Descrição
O problema central dos caminhos de pesquisa que percorri para desembocar nas ideias aqui expostas, próprio do subcampo da antropologia chamado de antropologia política, é a definição de “política”. […] Em busca de uma definição liberta de pressupostos ocidentais de política que abrisse a possibilidade de compreensão e tradução, cheguei à definição de política como modo de operar coletivos ou conjuntos de princípios e procedimentos de juntar e separar grupos. Meus caminhos de pesquisa desembocaram em dois modos-moldes de relação, de constituição e dissolução de coletivos entre os povos nativos das Américas. Chamo-os “festa” e “guerra”, ressaltando novamente que essas duas palavras têm aqui um sentido diferente do que podem evocar a leitoras e leitores lusófonos. O argumento central deste ensaio é o de que os povos indígenas deste continente, em seus milhares de variações no tempo e no espaço, concordam em conceber e praticar as relações entre diferentes seres do mundo — tanto as que qualificamos como sociais e políticas quanto as que associamos ao campo religioso ou às relações com “o meio” — em modo festa e em modo guerra, por assim dizer. […]
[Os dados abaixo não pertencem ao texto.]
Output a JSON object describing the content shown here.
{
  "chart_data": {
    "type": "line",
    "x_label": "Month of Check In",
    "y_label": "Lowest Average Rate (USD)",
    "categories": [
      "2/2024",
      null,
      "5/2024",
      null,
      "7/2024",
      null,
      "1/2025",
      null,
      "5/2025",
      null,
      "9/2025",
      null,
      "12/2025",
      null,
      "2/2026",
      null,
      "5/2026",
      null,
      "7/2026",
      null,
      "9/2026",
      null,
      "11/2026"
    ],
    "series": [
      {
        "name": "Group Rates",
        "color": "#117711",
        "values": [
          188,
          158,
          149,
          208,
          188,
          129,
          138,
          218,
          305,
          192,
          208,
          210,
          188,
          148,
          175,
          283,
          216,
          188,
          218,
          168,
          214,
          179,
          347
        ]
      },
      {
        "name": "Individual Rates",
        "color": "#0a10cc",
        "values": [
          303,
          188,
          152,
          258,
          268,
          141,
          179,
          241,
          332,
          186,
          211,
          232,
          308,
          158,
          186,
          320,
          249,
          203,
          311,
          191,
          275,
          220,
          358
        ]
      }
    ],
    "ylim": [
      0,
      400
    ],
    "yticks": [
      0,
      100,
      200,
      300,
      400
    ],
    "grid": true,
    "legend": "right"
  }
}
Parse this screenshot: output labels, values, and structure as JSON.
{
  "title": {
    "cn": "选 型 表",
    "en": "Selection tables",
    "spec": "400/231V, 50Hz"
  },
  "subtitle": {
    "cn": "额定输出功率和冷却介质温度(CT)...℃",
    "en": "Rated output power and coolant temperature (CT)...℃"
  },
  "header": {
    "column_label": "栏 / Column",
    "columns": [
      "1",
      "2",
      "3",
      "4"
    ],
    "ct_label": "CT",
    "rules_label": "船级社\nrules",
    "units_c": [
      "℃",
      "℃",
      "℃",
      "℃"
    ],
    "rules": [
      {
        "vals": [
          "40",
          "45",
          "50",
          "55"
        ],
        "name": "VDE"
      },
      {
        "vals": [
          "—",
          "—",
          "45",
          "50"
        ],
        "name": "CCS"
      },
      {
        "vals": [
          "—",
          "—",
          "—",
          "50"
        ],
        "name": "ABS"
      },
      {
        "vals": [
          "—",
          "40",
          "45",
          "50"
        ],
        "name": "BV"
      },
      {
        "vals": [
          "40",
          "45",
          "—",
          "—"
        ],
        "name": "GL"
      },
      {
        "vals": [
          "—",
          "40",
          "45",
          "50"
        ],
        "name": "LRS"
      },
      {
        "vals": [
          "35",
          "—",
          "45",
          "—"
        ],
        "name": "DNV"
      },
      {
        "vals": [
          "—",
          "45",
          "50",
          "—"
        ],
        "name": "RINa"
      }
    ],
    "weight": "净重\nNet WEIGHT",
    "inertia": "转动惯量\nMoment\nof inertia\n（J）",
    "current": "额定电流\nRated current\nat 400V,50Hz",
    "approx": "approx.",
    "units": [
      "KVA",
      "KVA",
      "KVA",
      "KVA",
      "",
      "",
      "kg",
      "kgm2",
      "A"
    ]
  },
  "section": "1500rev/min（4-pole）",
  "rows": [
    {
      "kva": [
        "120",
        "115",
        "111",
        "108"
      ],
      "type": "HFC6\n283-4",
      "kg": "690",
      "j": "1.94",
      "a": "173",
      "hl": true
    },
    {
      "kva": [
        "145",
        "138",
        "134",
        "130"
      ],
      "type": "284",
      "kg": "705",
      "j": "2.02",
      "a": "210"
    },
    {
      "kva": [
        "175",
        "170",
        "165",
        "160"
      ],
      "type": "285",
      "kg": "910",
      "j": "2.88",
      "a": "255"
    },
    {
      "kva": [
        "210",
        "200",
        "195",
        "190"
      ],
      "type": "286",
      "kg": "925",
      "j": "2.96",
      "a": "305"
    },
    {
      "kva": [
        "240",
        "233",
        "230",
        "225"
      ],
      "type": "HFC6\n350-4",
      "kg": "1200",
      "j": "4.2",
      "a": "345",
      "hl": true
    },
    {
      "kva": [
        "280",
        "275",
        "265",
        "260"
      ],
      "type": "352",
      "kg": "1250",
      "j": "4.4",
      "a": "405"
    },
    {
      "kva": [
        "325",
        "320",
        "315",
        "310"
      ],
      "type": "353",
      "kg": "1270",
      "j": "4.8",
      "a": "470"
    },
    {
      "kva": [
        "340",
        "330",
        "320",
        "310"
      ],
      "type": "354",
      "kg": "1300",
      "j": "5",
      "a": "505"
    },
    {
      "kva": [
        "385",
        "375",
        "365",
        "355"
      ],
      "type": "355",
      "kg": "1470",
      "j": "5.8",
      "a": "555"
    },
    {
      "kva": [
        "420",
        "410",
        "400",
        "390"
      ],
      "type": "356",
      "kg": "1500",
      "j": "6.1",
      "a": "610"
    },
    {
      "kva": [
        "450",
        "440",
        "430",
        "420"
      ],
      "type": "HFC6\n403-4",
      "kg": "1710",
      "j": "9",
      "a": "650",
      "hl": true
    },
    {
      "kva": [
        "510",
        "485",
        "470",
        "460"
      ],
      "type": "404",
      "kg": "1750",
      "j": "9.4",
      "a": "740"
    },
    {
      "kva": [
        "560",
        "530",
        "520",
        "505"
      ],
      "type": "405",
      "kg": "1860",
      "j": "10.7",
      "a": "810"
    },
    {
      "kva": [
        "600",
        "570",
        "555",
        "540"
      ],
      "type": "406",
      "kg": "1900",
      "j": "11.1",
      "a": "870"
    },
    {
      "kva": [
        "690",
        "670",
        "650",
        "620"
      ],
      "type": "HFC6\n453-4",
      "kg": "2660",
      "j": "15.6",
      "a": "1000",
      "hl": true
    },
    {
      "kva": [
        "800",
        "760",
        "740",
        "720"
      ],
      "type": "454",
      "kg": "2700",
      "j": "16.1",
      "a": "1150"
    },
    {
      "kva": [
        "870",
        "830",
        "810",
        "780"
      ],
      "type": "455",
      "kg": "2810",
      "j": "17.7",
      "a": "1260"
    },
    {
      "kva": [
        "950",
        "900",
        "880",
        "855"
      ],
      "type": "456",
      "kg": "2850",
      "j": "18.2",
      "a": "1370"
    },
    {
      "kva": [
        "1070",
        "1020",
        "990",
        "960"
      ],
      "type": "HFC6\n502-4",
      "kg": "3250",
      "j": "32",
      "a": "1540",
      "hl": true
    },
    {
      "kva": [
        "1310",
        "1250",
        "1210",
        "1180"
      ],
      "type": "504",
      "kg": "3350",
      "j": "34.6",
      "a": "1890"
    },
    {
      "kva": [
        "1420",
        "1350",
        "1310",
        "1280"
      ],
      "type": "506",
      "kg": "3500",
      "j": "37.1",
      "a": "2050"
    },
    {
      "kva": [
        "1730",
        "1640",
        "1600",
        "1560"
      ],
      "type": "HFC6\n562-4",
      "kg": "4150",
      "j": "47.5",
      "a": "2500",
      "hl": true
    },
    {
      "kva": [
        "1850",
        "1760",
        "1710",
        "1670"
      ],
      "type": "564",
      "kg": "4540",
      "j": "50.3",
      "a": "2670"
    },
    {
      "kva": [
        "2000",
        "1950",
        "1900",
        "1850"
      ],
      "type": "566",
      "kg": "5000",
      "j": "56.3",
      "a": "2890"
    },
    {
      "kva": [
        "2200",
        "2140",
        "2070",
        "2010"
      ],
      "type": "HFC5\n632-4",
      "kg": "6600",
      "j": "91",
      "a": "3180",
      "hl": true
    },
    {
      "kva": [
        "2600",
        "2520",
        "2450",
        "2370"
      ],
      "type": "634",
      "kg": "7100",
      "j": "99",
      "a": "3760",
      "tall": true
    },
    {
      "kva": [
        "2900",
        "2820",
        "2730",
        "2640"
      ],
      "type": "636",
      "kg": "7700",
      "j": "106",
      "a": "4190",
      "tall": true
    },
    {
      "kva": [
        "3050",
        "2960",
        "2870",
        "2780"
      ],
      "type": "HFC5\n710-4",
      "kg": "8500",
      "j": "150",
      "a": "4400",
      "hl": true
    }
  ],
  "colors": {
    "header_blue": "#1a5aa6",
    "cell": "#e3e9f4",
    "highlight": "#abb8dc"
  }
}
A perspectiva pan-americana deste ensaio foi alimentada pelo crescimento exponencial de excelentes registros (etnografias) sobre povos nativos sul-americanos nas últimas décadas. Neste livro encontram-se tecidos conhecimentos e reflexões que recebi de mestras e mestres da antropologia, bem como da leitura de artigos e teses e de colegas e alunos com quem dialoguei ao longo dos anos, em escritos, aulas, seminários e palestras. Decerto há nele passagens que quase literalmente repetem o que escreveram ou disseram algumas dessas pessoas, ainda que não mencionadas em forma de citação; remeto às referências, no final, para as principais fontes de informação. Algumas passagens deste ensaio, longe de constituírem propriamente uma novidade, soarão muito familiares a etnólogos americanistas. […] A dívida de gratidão para com os índios, pela acolhida e pelos ensinamentos, como disse Claude Lévi‑Strauss ao encerrar sua “Aula inaugural” no Collège de France — e como recordou mais recentemente Bruce Albert —, pode ser apenas honrada, mas jamais quitada. As lições que este livro procura expor, tal como as compreendo, são deles, povos nativos das Américas, cultivadores da generosidade, sempre dispostos a explicar aos brancos seus modos próprios de bem viver. Nas aldeias onde estive, por períodos mais ou menos breves, fui recebida por anfitriões generosos, atenciosos, bem-humorados, praticantes de diversos e sempre elaborados modos de hospitalidade e etiqueta assentados em princípios compartilhados. Em todas elas ouvi cantores e contadores de histórias; em algumas participei de festas, em outras, só de preparativos. Em todas, testemunhei batalhas cotidianas na guerra movida por brancos contra seus modos de bem viver, e a valentia bem-humorada com que têm conseguido esquivar reiterados ataques.